Catastrophic failure of Strip password generation.

Type securityvulns
Reporter Securityvulns
Modified 2001-04-11T00:00:00


Executive summary: If you have ever used Strip for the Palm to generate your passwords, change them. Change them NOW.

Strip (Secure Tool for Recalling Important Passwords) is a nice encrypted password notebook for the Palm; see <> for details.

Strip-0.5 also features a function for generating passwords, which certainly has some appeal to anyone who generates passwords frequently.

However, this function has some flaws, one of which has the effect to limit the number of different passwords strip can create to 2^16 per class (alphanumeric, alphabetic, numeric, ... with N characters).

Generating this number of passwords and trying each of them with crypt(3) is a matter of less than 3 seconds on a current PC running Linux.

The attached program can be used to demonstrate this in the case of alphanumeric passwords containing 8 characters. Just take your encrypted, strip-generated password from /etc/shadow, and pass it as the single command line argument. (Covering the other classes of passwords strip can generate is left as an exercise.)

The Flaws

  • Strip uses the PalmOS SysRandom() function to generate the passwords. SysRandom() is a very simplistic linear PRNG, which should most likely not be used for password generation.

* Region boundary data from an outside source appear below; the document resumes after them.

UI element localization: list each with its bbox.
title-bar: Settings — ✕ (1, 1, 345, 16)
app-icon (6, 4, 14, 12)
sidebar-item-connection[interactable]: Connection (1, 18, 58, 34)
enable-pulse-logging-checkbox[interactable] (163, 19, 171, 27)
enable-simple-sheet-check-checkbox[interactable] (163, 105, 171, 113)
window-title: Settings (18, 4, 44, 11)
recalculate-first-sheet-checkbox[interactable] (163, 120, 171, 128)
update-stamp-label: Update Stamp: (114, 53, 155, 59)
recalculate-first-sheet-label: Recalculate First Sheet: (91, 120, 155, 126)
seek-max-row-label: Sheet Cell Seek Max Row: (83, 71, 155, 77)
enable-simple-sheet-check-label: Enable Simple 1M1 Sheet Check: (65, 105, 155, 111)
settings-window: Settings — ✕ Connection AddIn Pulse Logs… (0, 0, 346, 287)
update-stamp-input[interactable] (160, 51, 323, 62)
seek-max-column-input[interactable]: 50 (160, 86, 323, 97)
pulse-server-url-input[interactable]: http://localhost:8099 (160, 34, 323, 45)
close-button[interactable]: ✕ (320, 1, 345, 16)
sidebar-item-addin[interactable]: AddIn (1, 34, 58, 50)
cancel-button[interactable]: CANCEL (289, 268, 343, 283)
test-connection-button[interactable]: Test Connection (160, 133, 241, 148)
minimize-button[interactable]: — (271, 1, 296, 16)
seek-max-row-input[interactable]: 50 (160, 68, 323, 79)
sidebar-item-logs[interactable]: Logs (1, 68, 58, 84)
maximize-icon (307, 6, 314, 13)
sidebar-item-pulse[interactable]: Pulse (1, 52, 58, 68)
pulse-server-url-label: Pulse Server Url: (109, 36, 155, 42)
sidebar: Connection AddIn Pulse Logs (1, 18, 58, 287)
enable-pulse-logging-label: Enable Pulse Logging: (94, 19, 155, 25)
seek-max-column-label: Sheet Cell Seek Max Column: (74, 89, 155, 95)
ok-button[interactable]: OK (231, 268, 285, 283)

  • Strip tries to seed this PRNG with the result of TimGetTicks(). TimGetTicks() returns the number of ticks (1 Tick = 10ms on current devices) since the last reset of your Palm. The ticks counter is not incremented when the device is turned off.

Obviously, small values for the TimGetTicks() result are much more likely than large values, so an attacker could just start at 0 and try any possible ticks value. This kind of attack would already be quite successfull and efficient - at least against any passwords generated during the first couple of months of regular use of a PalmOS device after a reboot.

  • The actual implementation has a bug which finally limits the search space to trivial dimensions: TimeGetTicks() returns a 32 bit integer value, and the PRNG expects such a value as its seed. However, the return value from TimeGetTicks() is stored in a 16 bit Int variable.

Thus, the numbers 0, ..., 0xffff are the only seeds which will ever be used, limiting the number of possible passwords of any class to 2^16.


Thanks to Ian Goldberg for posting his (correct) take at the SysRandom() function to coderpunks, and to Marc Haber for telling me about Strip.